Bata-Nachfahren fordern Entschädigung

In Österreich verbindet man mit den Benes-Dekreten vor allem die Vertreibung der Sudetendeutschen nach dem Zweiten Weltkrieg. Jetzt fordern auch die Nachfahren des einst reichsten Mannes der Tschechoslowakei Entschädigung. Jan Antonin Bata war Herrscher über ein Schuhimperium, das weltweit bekannt ist und zu welchem ganze Städte gehörten. Seine Nachfahren prozessieren bereits gegen Tschechien. Und jetzt will man auch Entschädigung für enteignetes Eigentum in Milliardenhöhe in der heutigen Slowakei.

Mittagsjournal, 25.5.2013

Vom Vorzeigebürger zum Nazi-Kollaborateur

Er war Industriemagnat, Weltenbürger und Charmeur. Jan Antonin Bata hat 1932 von seinem Bruder eine Schuhfabrik übernommen, deren Zentrum im mährischen Zlin lag.

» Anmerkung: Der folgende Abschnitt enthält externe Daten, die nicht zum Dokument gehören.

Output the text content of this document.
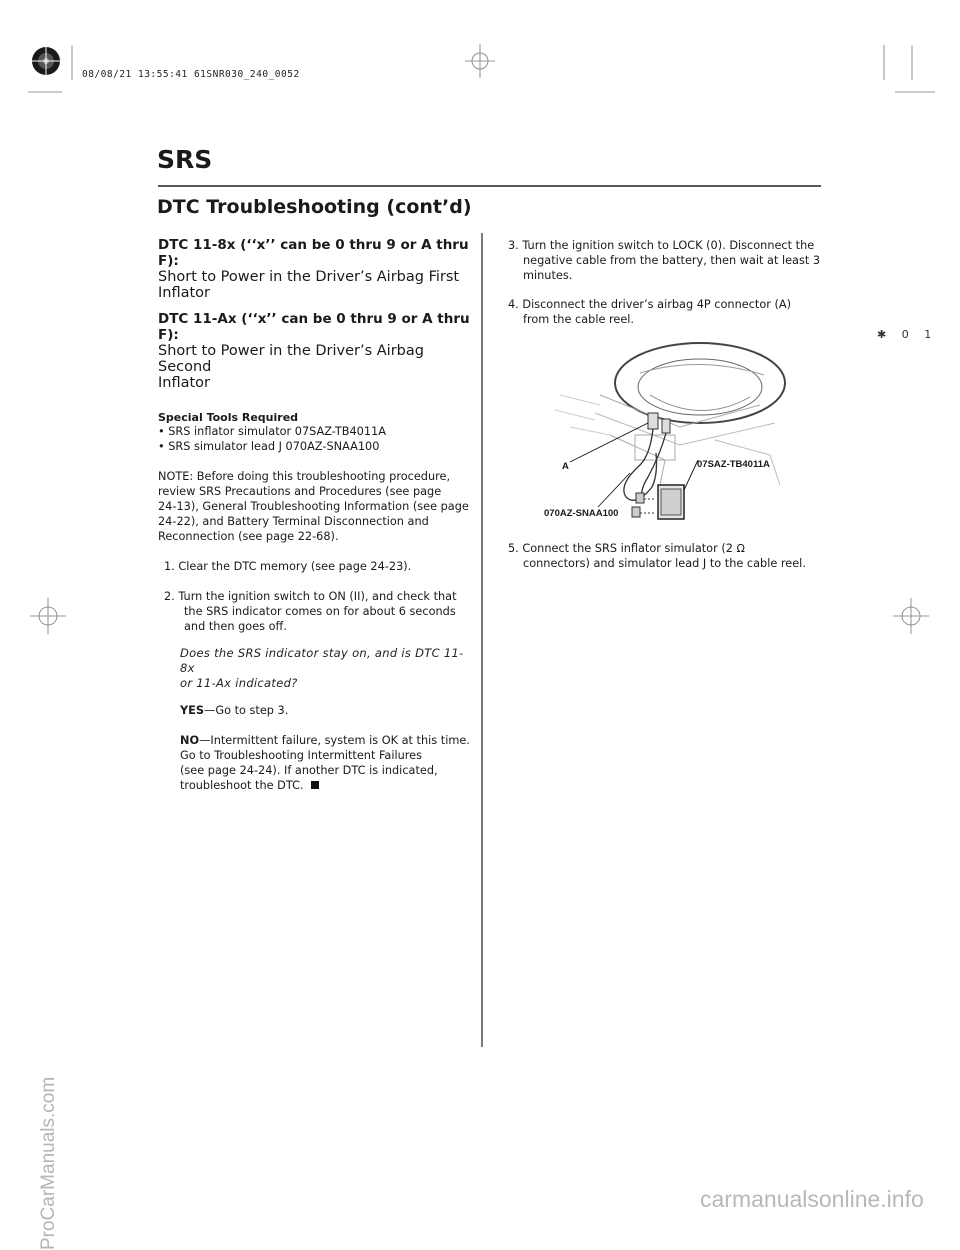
08/08/21 13:55:41 61SNR030_240_0052
SRS
DTC Troubleshooting (cont’d)
✱ 0 1
DTC 11-8x (‘‘x’’ can be 0 thru 9 or A thru F):
Short to Power in the Driver’s Airbag First
Inflator
DTC 11-Ax (‘‘x’’ can be 0 thru 9 or A thru F):
Short to Power in the Driver’s Airbag Second
Inflator
Special Tools Required
• SRS inflator simulator 07SAZ-TB4011A
• SRS simulator lead J 070AZ-SNAA100
NOTE: Before doing this troubleshooting procedure,
review SRS Precautions and Procedures (see page
24-13), General Troubleshooting Information (see page
24-22), and Battery Terminal Disconnection and
Reconnection (see page 22-68).
1. Clear the DTC memory (see page 24-23).
2. Turn the ignition switch to ON (II), and check that
the SRS indicator comes on for about 6 seconds
and then goes off.
Does the SRS indicator stay on, and is DTC 11-8x
or 11-Ax indicated?
YES—Go to step 3.
NO—Intermittent failure, system is OK at this time.
Go to Troubleshooting Intermittent Failures
(see page 24-24). If another DTC is indicated,
troubleshoot the DTC.
3. Turn the ignition switch to LOCK (0). Disconnect the
negative cable from the battery, then wait at least 3
minutes.
4. Disconnect the driver’s airbag 4P connector (A)
from the cable reel.
A	07SAZ-TB4011A
070AZ-SNAA100
5. Connect the SRS inflator simulator (2 Ω
connectors) and simulator lead J to the cable reel.
ProCarManuals.com	carmanualsonline.info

Was folgte, war ein beispielloses Kapitel tschechischer Industriegeschichte. Für die Batas war Zlin mehr als nur eine Industriestadt. Sie machten daraus eine Vorzeigesiedlung mit eigener Infrastruktur, Kindergärten und sogar einem Kino für die Arbeiter.

Im historischen Archiv finden sich freundschaftliche Begegnungen zwischen Bata und Edvard Benes, der auch schon zwischen 1935 und 1938 Staatspräsident war. Doch nach dem Krieg sollten die Benes-Dekreten eben diesen Vorzeigebürger zum Nazi-Kollaborateur erklären. Bata wurde in Abwesenheit zu 15 Jahren Haft verurteilt. Sein gesamtes Eigentum konfisziert.

Späte Rehabilitation

2007 wurde er in Tschechien rehabilitiert. Tatsächlich, so heißt es heute, habe er den Widerstand gegen die Nazis unterstützt, auch wenn er selbst bereits 1941 emigriert ist. Zehntausende Pfund soll er der Exil-Regierung in London für den Widerstand gegen die Nazis gegeben haben. Seine Enkelin Dolores, eine der Klägerinnen, wird nicht müde zu betonen, dass der Großvater ein Gegner der Deutschen war: "Er war sehr streng. Und er war der Meinung, dass die Tschechoslowakei das Recht hatte, sich zu wehren."

Jetzt ist das offiziell. Die Benes-Dekreten selbst sehen Entschädigung vor. Im Fall Bata ist sie nie erfolgt. Da eine Rückgabe des Vermögens in Tschechien aber nicht mehr möglich sei, fordere man Geld, denn das sei die einzige Möglichkeit, meint Bata-Anwalt Robert Cholensky.

Politische Dimension

Um vorerst einmal 56 Millionen Kronen geht es in Tschechien, das sind umgerechnet 2 Millionen Euro. Eine Summe, die schwer zu errechnen war und vor Gericht korrigiert werden könnte. Jedenfalls aber ein Pappenstiel verglichen mit dem, was auf die Slowakei zurollt. Dort wurde Bata Anfang des Monats rehabilitiert, und vor wenigen Tagen hat auch ein slowakischer Anwalt der Nachfahren Klage angekündigt. Zum Bata-Besitz in der Slowakei gehörten ganze Städte, Ländereien, Hotels und Kurbäder. Allein der Wert eines Schlosses wird auf 300 Millionen Euro geschätzt. Auch hier wollen die Erben keine Immobilien zurück, sondern Entschädigung, die man, so heißt es, dann wieder in der Slowakei investieren werde. Enkelin Dolores hat nur eine Priorität: "Wir geben den Kampf nicht auf. Es muss bekannt werden, was wirklich passiert ist. Wir wollen unseren Namen zurück. Und die Wahrheit. Die Wahrheit. In Wahrheit aber wird es extrem schwer sein, festzustellen, was Batas Erben wirklich zusteht. Wie hoch waren seine Anteile am Firmenbesitz in der heutigen Slowakei wirklich? Denn um Privateigentum handelt es sich nicht. Und wie das Beispiel Tschechien zeigt, sind solche Verfahren langwierig. Die Bata-Erben wollen bis zum europäischen Gerichtshof für Menschenrechte ziehen wenn es keine Einigung gibt. Aber egal, wo und wie es gesprochen wird, ein Urteil im Fall Bata wird in jedem Fall eine politische Dimension haben.